HOUSTON (Realist English). ConocoPhillips announced plans to reduce its global workforce by 20–25% — equivalent to 2,600–3,250 jobs — by the end of 2026, as the US oil and gas group responds to weaker crude prices and seeks to deliver on its cost-cutting strategy.
The company said the majority of layoffs, which will affect both full-time employees and contractors, will occur in 2025. “We are always looking at how we can be more efficient with the resources we have. As part of this process, we have informed employees that a 20 to 25 per cent reduction in our global workforce, which includes employees and contractors, is anticipated,” ConocoPhillips said in a statement.
The move follows a 12.5% decline in West Texas Intermediate crude prices since the start of 2025, which has prompted a wave of restructuring across the oil and gas sector.

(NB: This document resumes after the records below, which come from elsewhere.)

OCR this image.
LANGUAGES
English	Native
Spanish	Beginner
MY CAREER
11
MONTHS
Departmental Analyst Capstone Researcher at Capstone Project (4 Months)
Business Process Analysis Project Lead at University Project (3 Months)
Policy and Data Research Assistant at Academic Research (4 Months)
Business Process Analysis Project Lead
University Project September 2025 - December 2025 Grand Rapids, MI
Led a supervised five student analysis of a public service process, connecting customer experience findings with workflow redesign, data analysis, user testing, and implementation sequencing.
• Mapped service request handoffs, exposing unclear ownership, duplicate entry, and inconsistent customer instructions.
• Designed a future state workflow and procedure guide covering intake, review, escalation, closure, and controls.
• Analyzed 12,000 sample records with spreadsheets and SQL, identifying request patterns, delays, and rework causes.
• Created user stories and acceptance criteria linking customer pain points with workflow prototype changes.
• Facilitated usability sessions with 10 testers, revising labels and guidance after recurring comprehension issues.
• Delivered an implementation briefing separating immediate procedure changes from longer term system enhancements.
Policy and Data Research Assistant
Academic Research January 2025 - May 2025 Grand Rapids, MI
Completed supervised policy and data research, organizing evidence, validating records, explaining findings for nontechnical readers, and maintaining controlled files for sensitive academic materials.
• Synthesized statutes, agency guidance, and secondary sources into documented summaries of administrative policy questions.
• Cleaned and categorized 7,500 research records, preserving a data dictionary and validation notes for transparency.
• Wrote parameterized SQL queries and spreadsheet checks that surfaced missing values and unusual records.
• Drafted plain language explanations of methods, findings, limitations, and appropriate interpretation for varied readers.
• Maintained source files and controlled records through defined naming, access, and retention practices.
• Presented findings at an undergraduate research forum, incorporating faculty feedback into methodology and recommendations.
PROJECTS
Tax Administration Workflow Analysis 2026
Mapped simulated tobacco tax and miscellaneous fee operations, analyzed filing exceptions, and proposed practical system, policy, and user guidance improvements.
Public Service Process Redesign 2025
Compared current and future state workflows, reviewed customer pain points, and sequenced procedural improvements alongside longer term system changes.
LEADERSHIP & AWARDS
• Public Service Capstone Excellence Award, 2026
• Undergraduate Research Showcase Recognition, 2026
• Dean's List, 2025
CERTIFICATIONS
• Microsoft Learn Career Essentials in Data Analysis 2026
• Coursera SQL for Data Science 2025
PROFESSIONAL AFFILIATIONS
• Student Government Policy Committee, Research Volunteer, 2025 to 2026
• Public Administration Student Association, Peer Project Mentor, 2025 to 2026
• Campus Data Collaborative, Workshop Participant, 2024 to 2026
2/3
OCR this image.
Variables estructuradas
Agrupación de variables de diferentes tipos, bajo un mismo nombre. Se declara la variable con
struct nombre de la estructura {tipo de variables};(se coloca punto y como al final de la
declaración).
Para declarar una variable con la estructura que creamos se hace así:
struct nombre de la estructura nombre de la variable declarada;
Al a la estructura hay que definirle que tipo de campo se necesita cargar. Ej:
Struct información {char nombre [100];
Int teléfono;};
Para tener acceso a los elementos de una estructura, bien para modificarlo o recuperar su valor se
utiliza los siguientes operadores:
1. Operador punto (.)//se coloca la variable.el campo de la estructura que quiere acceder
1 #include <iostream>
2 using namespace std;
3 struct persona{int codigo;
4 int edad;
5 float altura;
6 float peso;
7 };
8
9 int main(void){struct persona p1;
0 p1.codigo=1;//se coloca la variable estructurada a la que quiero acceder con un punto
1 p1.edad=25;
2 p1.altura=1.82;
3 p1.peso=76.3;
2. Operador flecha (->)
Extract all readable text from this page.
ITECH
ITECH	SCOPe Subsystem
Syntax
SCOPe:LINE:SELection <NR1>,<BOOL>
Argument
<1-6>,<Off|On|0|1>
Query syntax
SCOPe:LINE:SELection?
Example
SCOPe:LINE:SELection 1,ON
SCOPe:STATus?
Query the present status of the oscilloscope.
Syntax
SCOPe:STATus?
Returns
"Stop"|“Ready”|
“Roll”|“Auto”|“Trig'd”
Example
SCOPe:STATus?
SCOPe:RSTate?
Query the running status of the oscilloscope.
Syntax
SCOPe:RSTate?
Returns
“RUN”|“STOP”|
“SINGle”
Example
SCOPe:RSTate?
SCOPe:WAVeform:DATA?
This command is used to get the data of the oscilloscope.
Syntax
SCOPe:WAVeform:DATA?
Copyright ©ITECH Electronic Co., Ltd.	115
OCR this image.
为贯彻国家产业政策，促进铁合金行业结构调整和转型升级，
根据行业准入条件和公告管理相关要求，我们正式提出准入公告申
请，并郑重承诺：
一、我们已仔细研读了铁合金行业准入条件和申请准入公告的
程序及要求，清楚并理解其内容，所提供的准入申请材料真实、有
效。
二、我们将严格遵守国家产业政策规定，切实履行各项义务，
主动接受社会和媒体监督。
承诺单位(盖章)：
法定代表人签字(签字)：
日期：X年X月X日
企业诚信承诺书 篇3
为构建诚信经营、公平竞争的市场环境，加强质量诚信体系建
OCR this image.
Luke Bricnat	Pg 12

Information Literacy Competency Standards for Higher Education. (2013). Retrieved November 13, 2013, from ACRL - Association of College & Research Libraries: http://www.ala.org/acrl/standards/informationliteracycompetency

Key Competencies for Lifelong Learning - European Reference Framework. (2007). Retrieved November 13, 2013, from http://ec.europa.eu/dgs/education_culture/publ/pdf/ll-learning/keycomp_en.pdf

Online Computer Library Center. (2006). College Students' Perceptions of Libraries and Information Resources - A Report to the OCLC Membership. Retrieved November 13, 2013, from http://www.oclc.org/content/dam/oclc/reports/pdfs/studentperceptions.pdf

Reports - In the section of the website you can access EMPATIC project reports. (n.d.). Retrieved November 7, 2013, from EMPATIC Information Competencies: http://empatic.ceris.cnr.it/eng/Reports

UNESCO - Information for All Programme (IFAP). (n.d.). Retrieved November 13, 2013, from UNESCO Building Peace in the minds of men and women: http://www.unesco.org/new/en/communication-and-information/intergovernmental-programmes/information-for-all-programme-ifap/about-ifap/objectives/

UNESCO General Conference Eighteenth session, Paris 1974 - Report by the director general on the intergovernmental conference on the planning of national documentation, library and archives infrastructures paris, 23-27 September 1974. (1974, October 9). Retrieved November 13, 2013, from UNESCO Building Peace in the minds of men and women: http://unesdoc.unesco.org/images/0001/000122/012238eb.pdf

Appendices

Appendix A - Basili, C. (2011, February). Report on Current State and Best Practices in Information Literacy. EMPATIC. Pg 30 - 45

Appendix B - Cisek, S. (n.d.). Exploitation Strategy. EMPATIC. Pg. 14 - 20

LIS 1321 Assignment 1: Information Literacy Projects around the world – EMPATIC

Chevron announced in February that it would cut one-fifth of its staff, while BP last month said it would trim at least 15% of its 40,000 office workforce.
Industry analysts say the layoffs reflect an adjustment after record profits in 2022–2023, when Russia’s full-scale invasion of Ukraine drove energy prices sharply higher. Oil majors are now seeking to consolidate operations and preserve shareholder payouts amid lower revenues, following an estimated $300bn wave of mergers and acquisitions in the sector over 2023–2024.
ConocoPhillips last November closed its $22.5bn acquisition of Marathon Oil, forecasting $1bn in annual synergies within a year. Chief executive Ryan Lance told investors last month that additional savings of about $1bn had been identified, citing “workforce centralisation” and lessons from recent transactions.
“We are going to be implementing [these measures] globally throughout the company,” Lance said, underscoring management’s focus on margin enhancement and capital discipline.